The first-in-class vidofludimus calcium activates the target Nurr1, a neuroprotective transcription factor. It’s in phase 3 trials in relapsing MS, a phase 2 trial in progressive MS and a phase 2 trial in relapsing-remitting MS that’s currently in open-label phase.
“This neuroprotective feature related to Nurr1 is new, and this could be a game changer for MS patients,” Vitt said.
Three-fold effects
MS is a progressive, neurodegenerative autoimmune disease that attacks the central nervous system. It’s unpredictable, comes in a variety of forms and progresses differently in every patient, but always involves two primary pathological processes: Focal inflammation and neurodegeneration.
“People say it has a thousand faces, and every individual case may be a little bit different, but the overall pattern is the same,” Vitt said. “Both processes lead to destruction of neural tissue and loss of physical ability of the patients.”
That’s why vidofludimus calcium’s three main features — anti-inflammation, neuroprotection and antiviral effects — are so important.

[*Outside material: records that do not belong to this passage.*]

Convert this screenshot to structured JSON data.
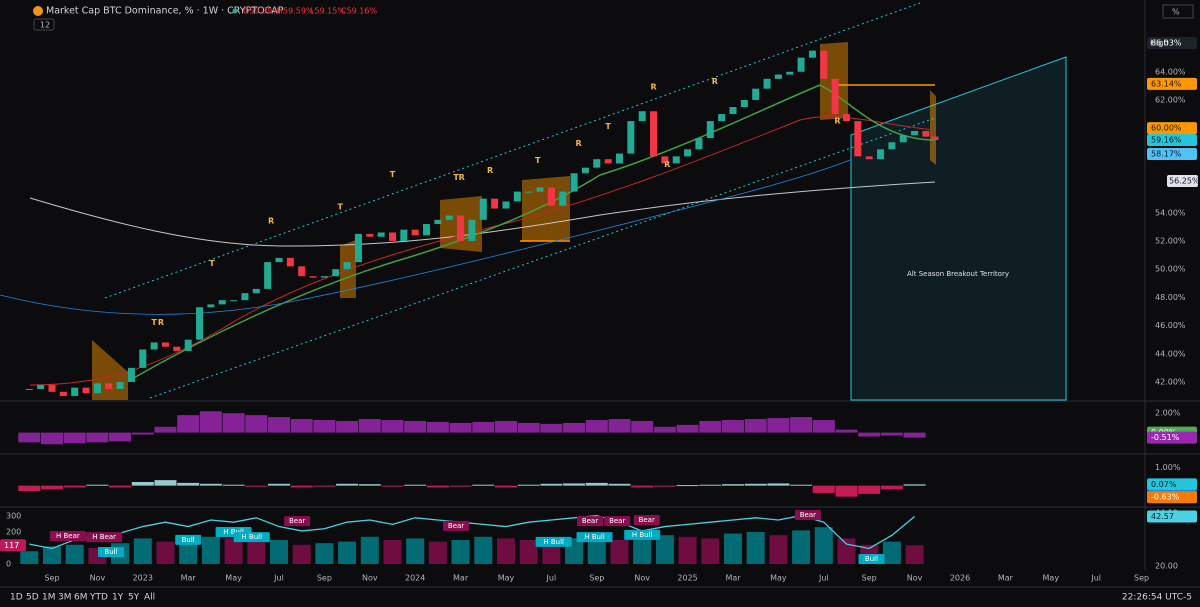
{
  "header": {
    "symbol": "Market Cap BTC Dominance, % · 1W · CRYPTOCAP",
    "ohlc": [
      "O59.39%",
      "H59.59%",
      "L59.15%",
      "C59.16%"
    ],
    "interval_count": "12",
    "scale_mode": "%"
  },
  "toolbar": {
    "ranges": [
      "1D",
      "5D",
      "1M",
      "3M",
      "6M",
      "YTD",
      "1Y",
      "5Y",
      "All"
    ],
    "clock": "22:26:54 UTC-5"
  },
  "chart_data": [
    {
      "type": "candlestick",
      "up_color": "#22ab94",
      "down_color": "#f23645",
      "annotation": "Alt Season Breakout Territory",
      "xlim": [
        -1.29,
        49.15
      ],
      "xticks": [
        {
          "value": 1,
          "label": "Sep"
        },
        {
          "value": 3,
          "label": "Nov"
        },
        {
          "value": 5,
          "label": "2023"
        },
        {
          "value": 7,
          "label": "Mar"
        },
        {
          "value": 9,
          "label": "May"
        },
        {
          "value": 11,
          "label": "Jul"
        },
        {
          "value": 13,
          "label": "Sep"
        },
        {
          "value": 15,
          "label": "Nov"
        },
        {
          "value": 17,
          "label": "2024"
        },
        {
          "value": 19,
          "label": "Mar"
        },
        {
          "value": 21,
          "label": "May"
        },
        {
          "value": 23,
          "label": "Jul"
        },
        {
          "value": 25,
          "label": "Sep"
        },
        {
          "value": 27,
          "label": "Nov"
        },
        {
          "value": 29,
          "label": "2025"
        },
        {
          "value": 31,
          "label": "Mar"
        },
        {
          "value": 33,
          "label": "May"
        },
        {
          "value": 35,
          "label": "Jul"
        },
        {
          "value": 37,
          "label": "Sep"
        },
        {
          "value": 39,
          "label": "Nov"
        },
        {
          "value": 41,
          "label": "2026"
        },
        {
          "value": 43,
          "label": "Mar"
        },
        {
          "value": 45,
          "label": "May"
        },
        {
          "value": 47,
          "label": "Jul"
        },
        {
          "value": 49,
          "label": "Sep"
        }
      ],
      "ylim": [
        40.72,
        69.09
      ],
      "yticks": [
        {
          "value": 64,
          "label": "64.00%"
        },
        {
          "value": 62,
          "label": "62.00%"
        },
        {
          "value": 54,
          "label": "54.00%"
        },
        {
          "value": 52,
          "label": "52.00%"
        },
        {
          "value": 50,
          "label": "50.00%"
        },
        {
          "value": 48,
          "label": "48.00%"
        },
        {
          "value": 46,
          "label": "46.00%"
        },
        {
          "value": 44,
          "label": "44.00%"
        },
        {
          "value": 42,
          "label": "42.00%"
        }
      ],
      "high_label": "High",
      "badges": [
        {
          "value": 66.03,
          "label": "66.03%",
          "color": "#1e222d"
        },
        {
          "value": 63.14,
          "label": "63.14%",
          "color": "#ff9800"
        },
        {
          "value": 60.0,
          "label": "60.00%",
          "color": "#ff9800"
        },
        {
          "value": 59.16,
          "label": "59.16%",
          "color": "#26c6da"
        },
        {
          "value": 58.17,
          "label": "58.17%",
          "color": "#4fc3f7"
        },
        {
          "value": 56.25,
          "label": "56.25%",
          "color": "#e0e3eb"
        }
      ],
      "x": [
        0,
        0.5,
        1,
        1.5,
        2,
        2.5,
        3,
        3.5,
        4,
        4.5,
        5,
        5.5,
        6,
        6.5,
        7,
        7.5,
        8,
        8.5,
        9,
        9.5,
        10,
        10.5,
        11,
        11.5,
        12,
        12.5,
        13,
        13.5,
        14,
        14.5,
        15,
        15.5,
        16,
        16.5,
        17,
        17.5,
        18,
        18.5,
        19,
        19.5,
        20,
        20.5,
        21,
        21.5,
        22,
        22.5,
        23,
        23.5,
        24,
        24.5,
        25,
        25.5,
        26,
        26.5,
        27,
        27.5,
        28,
        28.5,
        29,
        29.5,
        30,
        30.5,
        31,
        31.5,
        32,
        32.5,
        33,
        33.5,
        34,
        34.5,
        35,
        35.5,
        36,
        36.5,
        37,
        37.5,
        38,
        38.5,
        39,
        39.5,
        39.9
      ],
      "close": [
        41.5,
        41.8,
        41.3,
        41.0,
        41.6,
        41.2,
        41.9,
        41.5,
        42.0,
        43.0,
        44.3,
        44.8,
        44.5,
        44.2,
        45.0,
        47.3,
        47.5,
        47.8,
        47.8,
        48.3,
        48.6,
        50.5,
        50.8,
        50.2,
        49.5,
        49.4,
        49.5,
        50.0,
        50.5,
        52.5,
        52.3,
        52.6,
        52.0,
        52.8,
        52.4,
        53.2,
        53.5,
        53.8,
        52.0,
        53.5,
        55.0,
        54.3,
        54.8,
        55.5,
        55.5,
        55.8,
        54.5,
        55.5,
        56.8,
        57.2,
        57.8,
        57.5,
        58.2,
        60.5,
        61.2,
        58.0,
        57.5,
        58.0,
        58.5,
        59.3,
        60.5,
        61.0,
        61.5,
        62.0,
        62.8,
        63.5,
        63.8,
        64.0,
        65.0,
        65.5,
        63.5,
        61.0,
        60.5,
        58.0,
        57.8,
        58.5,
        59.0,
        59.5,
        59.8,
        59.4,
        59.16
      ],
      "markers": [
        {
          "x": 5.5,
          "y": 45.5,
          "label": "T"
        },
        {
          "x": 5.8,
          "y": 45.5,
          "label": "R"
        },
        {
          "x": 8.05,
          "y": 49.7,
          "label": "T"
        },
        {
          "x": 10.65,
          "y": 52.7,
          "label": "R"
        },
        {
          "x": 13.7,
          "y": 53.7,
          "label": "T"
        },
        {
          "x": 16.0,
          "y": 56.0,
          "label": "T"
        },
        {
          "x": 18.8,
          "y": 55.8,
          "label": "T"
        },
        {
          "x": 19.05,
          "y": 55.8,
          "label": "R"
        },
        {
          "x": 20.3,
          "y": 56.3,
          "label": "R"
        },
        {
          "x": 22.4,
          "y": 57.0,
          "label": "T"
        },
        {
          "x": 24.2,
          "y": 58.2,
          "label": "R"
        },
        {
          "x": 25.5,
          "y": 59.4,
          "label": "T"
        },
        {
          "x": 27.5,
          "y": 62.2,
          "label": "R"
        },
        {
          "x": 28.1,
          "y": 56.7,
          "label": "R"
        },
        {
          "x": 30.2,
          "y": 62.6,
          "label": "R"
        },
        {
          "x": 35.6,
          "y": 59.8,
          "label": "R"
        }
      ]
    },
    {
      "type": "histogram",
      "color": "#9c27b0",
      "ylim": [
        -2.1,
        3.26
      ],
      "yticks": [
        {
          "value": 2,
          "label": "2.00%"
        }
      ],
      "badges": [
        {
          "value": 0,
          "label": "0.00%",
          "color": "#4caf50"
        },
        {
          "value": -0.51,
          "label": "-0.51%",
          "color": "#9c27b0"
        }
      ],
      "x": [
        0,
        1,
        2,
        3,
        4,
        5,
        6,
        7,
        8,
        9,
        10,
        11,
        12,
        13,
        14,
        15,
        16,
        17,
        18,
        19,
        20,
        21,
        22,
        23,
        24,
        25,
        26,
        27,
        28,
        29,
        30,
        31,
        32,
        33,
        34,
        35,
        36,
        37,
        38,
        39
      ],
      "values": [
        -1.0,
        -1.2,
        -1.1,
        -1.0,
        -0.9,
        -0.2,
        0.6,
        1.8,
        2.2,
        2.0,
        1.8,
        1.6,
        1.4,
        1.3,
        1.2,
        1.4,
        1.3,
        1.2,
        1.1,
        1.0,
        1.1,
        1.2,
        1.0,
        0.9,
        1.0,
        1.3,
        1.4,
        1.2,
        0.6,
        0.8,
        1.2,
        1.3,
        1.4,
        1.5,
        1.6,
        1.3,
        0.3,
        -0.4,
        -0.3,
        -0.51
      ]
    },
    {
      "type": "histogram",
      "pos_color": "#b2ebf2",
      "neg_color": "#e91e63",
      "ylim": [
        -1.11,
        1.67
      ],
      "yticks": [
        {
          "value": 1,
          "label": "1.00%"
        }
      ],
      "badges": [
        {
          "value": 0.07,
          "label": "0.07%",
          "color": "#26c6da"
        },
        {
          "value": -0.56,
          "label": "-0.56%",
          "color": "#1e88e5"
        },
        {
          "value": -0.63,
          "label": "-0.63%",
          "color": "#f57c00"
        }
      ],
      "x": [
        0,
        1,
        2,
        3,
        4,
        5,
        6,
        7,
        8,
        9,
        10,
        11,
        12,
        13,
        14,
        15,
        16,
        17,
        18,
        19,
        20,
        21,
        22,
        23,
        24,
        25,
        26,
        27,
        28,
        29,
        30,
        31,
        32,
        33,
        34,
        35,
        36,
        37,
        38,
        39
      ],
      "values": [
        -0.3,
        -0.2,
        -0.1,
        0.05,
        -0.1,
        0.2,
        0.3,
        0.15,
        0.1,
        0.05,
        -0.05,
        0.1,
        -0.1,
        -0.05,
        0.1,
        0.08,
        -0.05,
        0.05,
        -0.1,
        -0.05,
        0.05,
        -0.1,
        0.05,
        0.1,
        0.12,
        0.15,
        0.1,
        -0.1,
        -0.05,
        0.03,
        0.05,
        0.08,
        0.1,
        0.12,
        0.05,
        -0.4,
        -0.6,
        -0.45,
        -0.2,
        0.07
      ]
    },
    {
      "type": "bar-line",
      "up_color": "#00838f",
      "down_color": "#880e4f",
      "line_color": "#4dd0e1",
      "ylim": [
        -37.5,
        350
      ],
      "yticks": [
        0,
        100,
        200,
        300
      ],
      "y2lim": [
        18.17,
        46.47
      ],
      "y2ticks": [
        {
          "value": 44.19,
          "label": "44.19"
        },
        {
          "value": 42.95,
          "label": "42.95"
        },
        {
          "value": 20,
          "label": "20.00"
        }
      ],
      "badges": [
        {
          "value": 117,
          "label": "117",
          "color": "#c2185b",
          "side": "left"
        },
        {
          "value": 42.57,
          "label": "42.57",
          "color": "#4dd0e1",
          "axis": "y2"
        }
      ],
      "x": [
        0,
        1,
        2,
        3,
        4,
        5,
        6,
        7,
        8,
        9,
        10,
        11,
        12,
        13,
        14,
        15,
        16,
        17,
        18,
        19,
        20,
        21,
        22,
        23,
        24,
        25,
        26,
        27,
        28,
        29,
        30,
        31,
        32,
        33,
        34,
        35,
        36,
        37,
        38,
        39
      ],
      "values": [
        80,
        110,
        120,
        100,
        130,
        160,
        140,
        150,
        170,
        160,
        140,
        150,
        120,
        130,
        140,
        170,
        150,
        160,
        140,
        150,
        170,
        160,
        150,
        140,
        160,
        170,
        150,
        160,
        180,
        170,
        160,
        190,
        200,
        180,
        210,
        230,
        160,
        120,
        140,
        117
      ],
      "line": [
        30,
        28,
        32,
        34,
        35,
        38,
        40,
        38,
        41,
        40,
        42,
        38,
        36,
        37,
        40,
        41,
        39,
        42,
        41,
        40,
        39,
        38,
        40,
        41,
        42,
        43,
        40,
        36,
        38,
        39,
        40,
        41,
        42,
        41,
        43,
        40,
        30,
        28,
        34,
        42.57
      ],
      "annotations": [
        {
          "x": 1.7,
          "y": 33.7,
          "label": "H Bear",
          "color": "#880e4f"
        },
        {
          "x": 3.3,
          "y": 33.2,
          "label": "H Bear",
          "color": "#880e4f"
        },
        {
          "x": 3.6,
          "y": 26.4,
          "label": "Bull",
          "color": "#00acc1"
        },
        {
          "x": 7.0,
          "y": 31.9,
          "label": "Bull",
          "color": "#00acc1"
        },
        {
          "x": 9.0,
          "y": 35.5,
          "label": "H Bull",
          "color": "#00acc1"
        },
        {
          "x": 9.8,
          "y": 33.2,
          "label": "H Bull",
          "color": "#00acc1"
        },
        {
          "x": 11.8,
          "y": 40.5,
          "label": "Bear",
          "color": "#880e4f"
        },
        {
          "x": 18.8,
          "y": 38.3,
          "label": "Bear",
          "color": "#880e4f"
        },
        {
          "x": 23.1,
          "y": 31.0,
          "label": "H Bull",
          "color": "#00acc1"
        },
        {
          "x": 24.7,
          "y": 40.5,
          "label": "Bear",
          "color": "#880e4f"
        },
        {
          "x": 24.9,
          "y": 33.2,
          "label": "H Bull",
          "color": "#00acc1"
        },
        {
          "x": 25.9,
          "y": 40.5,
          "label": "Bear",
          "color": "#880e4f"
        },
        {
          "x": 27.0,
          "y": 34.2,
          "label": "H Bull",
          "color": "#00acc1"
        },
        {
          "x": 27.2,
          "y": 41.0,
          "label": "Bear",
          "color": "#880e4f"
        },
        {
          "x": 34.3,
          "y": 43.3,
          "label": "Bear",
          "color": "#880e4f"
        },
        {
          "x": 37.1,
          "y": 23.2,
          "label": "Bull",
          "color": "#00acc1"
        }
      ]
    }
  ]
}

First, there are the inflammatory processes that contribute specifically to MS relapse.
“Our drug, with its mode of action targeting a protein in the metabolic pathway called DHODH, is very good [at] preventing inflammation,” Vitt said.

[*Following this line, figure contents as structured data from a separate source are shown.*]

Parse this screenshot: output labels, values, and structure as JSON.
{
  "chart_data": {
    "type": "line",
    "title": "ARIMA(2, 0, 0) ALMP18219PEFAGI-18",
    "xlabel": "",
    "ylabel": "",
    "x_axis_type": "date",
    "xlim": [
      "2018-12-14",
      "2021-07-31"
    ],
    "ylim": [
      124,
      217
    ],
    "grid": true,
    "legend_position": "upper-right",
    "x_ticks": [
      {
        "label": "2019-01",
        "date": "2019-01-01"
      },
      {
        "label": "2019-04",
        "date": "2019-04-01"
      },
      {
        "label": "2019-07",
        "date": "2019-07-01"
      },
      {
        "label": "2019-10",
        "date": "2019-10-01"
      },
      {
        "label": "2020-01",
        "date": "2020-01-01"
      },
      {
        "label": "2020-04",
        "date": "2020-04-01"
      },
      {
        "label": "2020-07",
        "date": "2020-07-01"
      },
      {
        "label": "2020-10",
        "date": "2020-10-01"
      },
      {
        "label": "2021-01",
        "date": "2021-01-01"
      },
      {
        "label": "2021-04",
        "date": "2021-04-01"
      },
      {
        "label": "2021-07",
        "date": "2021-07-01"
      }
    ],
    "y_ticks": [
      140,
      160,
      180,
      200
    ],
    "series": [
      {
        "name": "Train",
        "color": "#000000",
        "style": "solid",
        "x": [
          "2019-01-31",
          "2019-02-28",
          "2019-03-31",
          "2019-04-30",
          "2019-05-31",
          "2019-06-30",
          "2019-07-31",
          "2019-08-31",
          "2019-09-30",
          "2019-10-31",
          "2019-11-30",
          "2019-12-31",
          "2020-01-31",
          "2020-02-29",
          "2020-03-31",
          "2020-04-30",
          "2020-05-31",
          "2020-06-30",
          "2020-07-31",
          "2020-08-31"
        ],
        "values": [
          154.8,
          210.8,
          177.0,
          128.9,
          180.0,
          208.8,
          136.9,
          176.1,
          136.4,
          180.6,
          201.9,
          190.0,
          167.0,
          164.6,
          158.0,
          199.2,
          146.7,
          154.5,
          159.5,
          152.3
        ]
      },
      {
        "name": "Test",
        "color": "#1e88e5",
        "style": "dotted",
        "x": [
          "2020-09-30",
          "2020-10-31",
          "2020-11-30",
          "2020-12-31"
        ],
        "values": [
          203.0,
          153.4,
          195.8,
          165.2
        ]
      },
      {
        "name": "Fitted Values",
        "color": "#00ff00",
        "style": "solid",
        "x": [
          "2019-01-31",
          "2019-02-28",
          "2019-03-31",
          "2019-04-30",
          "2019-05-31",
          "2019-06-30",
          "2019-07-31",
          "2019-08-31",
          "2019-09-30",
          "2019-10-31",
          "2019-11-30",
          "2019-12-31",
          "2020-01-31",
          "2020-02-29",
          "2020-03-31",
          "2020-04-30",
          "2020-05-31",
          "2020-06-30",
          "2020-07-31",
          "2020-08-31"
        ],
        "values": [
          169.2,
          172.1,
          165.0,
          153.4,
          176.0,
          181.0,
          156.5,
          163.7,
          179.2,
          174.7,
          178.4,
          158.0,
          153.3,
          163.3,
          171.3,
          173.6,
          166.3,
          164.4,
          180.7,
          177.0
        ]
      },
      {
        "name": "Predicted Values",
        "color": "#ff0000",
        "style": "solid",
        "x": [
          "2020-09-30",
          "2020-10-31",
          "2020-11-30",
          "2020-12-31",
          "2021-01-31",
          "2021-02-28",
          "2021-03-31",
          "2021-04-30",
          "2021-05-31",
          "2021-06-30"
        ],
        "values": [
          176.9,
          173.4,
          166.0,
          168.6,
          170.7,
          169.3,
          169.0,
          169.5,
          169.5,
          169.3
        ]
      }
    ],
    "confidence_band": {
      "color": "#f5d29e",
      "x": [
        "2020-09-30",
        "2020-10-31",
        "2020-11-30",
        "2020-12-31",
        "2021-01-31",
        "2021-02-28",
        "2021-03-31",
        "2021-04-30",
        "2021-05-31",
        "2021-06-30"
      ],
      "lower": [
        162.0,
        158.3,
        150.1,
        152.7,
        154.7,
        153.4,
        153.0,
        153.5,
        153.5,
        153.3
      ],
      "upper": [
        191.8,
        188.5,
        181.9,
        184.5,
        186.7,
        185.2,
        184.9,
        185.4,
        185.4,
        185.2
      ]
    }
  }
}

Immunic’s phase 2 study showed this effect reduces inflammatory lesions in the brain, as measured by MRI, and reduces relapses.
Second is the neuroprotection related to activating Nurr1, “which is known to play an important role in protecting neurons from cell death,” Vitt said. Nurr1 is also a potential target for Parkinson’s disease, and activating the receptor has shown protected relevant neurons from cell death, slowing down disability for patients in clinical trials.
“This is the big differentiator. I’m not aware of any other MS drug acting on Nurr1,” Vitt said. “Therefore I think this drug, by being a Nurr1 activator, can really make a difference from the current standard of care.”
Third is the antiviral piece. Research has shown that infection with the Epstein-Barr virus (EBV) leads to a 32-times higher likelihood of developing MS.
“One of the causes of the disease is an infection with EBV,” Vitt said. “It is one ingredient in a big equation of why patients get multiple sclerosis.”
Vidofludimus calcium has potent anti-EBV activity and the potential to suppress EBV-related T cells. In clinical trials, this combination of factors has resulted in patients staying independent longer, slowing down the progression of the disease and staving off disability, which is often what matters most to patients, Vitt said.
Easier to use
In addition to its clinical benefits, vidofludimus calcium’s safety profile is another factor in its status as a potential MS game changer.
“I think that’s one of the big strengths of that molecule,” Vitt said.
In more than 1,800 people in clinical trials, the drug’s side effect profile has been very similar to the placebo profile, with no liver enzyme differences observed between the treatment and placebo groups. There were also no cardiovascular findings and no infection risk increase.
That means it could be an easier treatment on both patients and physicians, without the need for expensive and cumbersome screening and monitoring. That’s also different from many other MS drugs in development, such as Bruton's tyrosine kinase (BTK) inhibitors, which are associated with liver injury.
“What I learned from doctors is they want to have an easy treatment,” Vitt said.
Vitt said the company expects a readout for its phase 2 data in progressive MS in April 2025 — which will help determine how well the drug protects the brain — and results for its phase 3 studies the following year.
Vitt said that in talking with patients and physicians, slowing disability progression is key.
“With multiple sclerosis they lose, over time, their independence,” he said. “That’s the biggest threat to patients today.”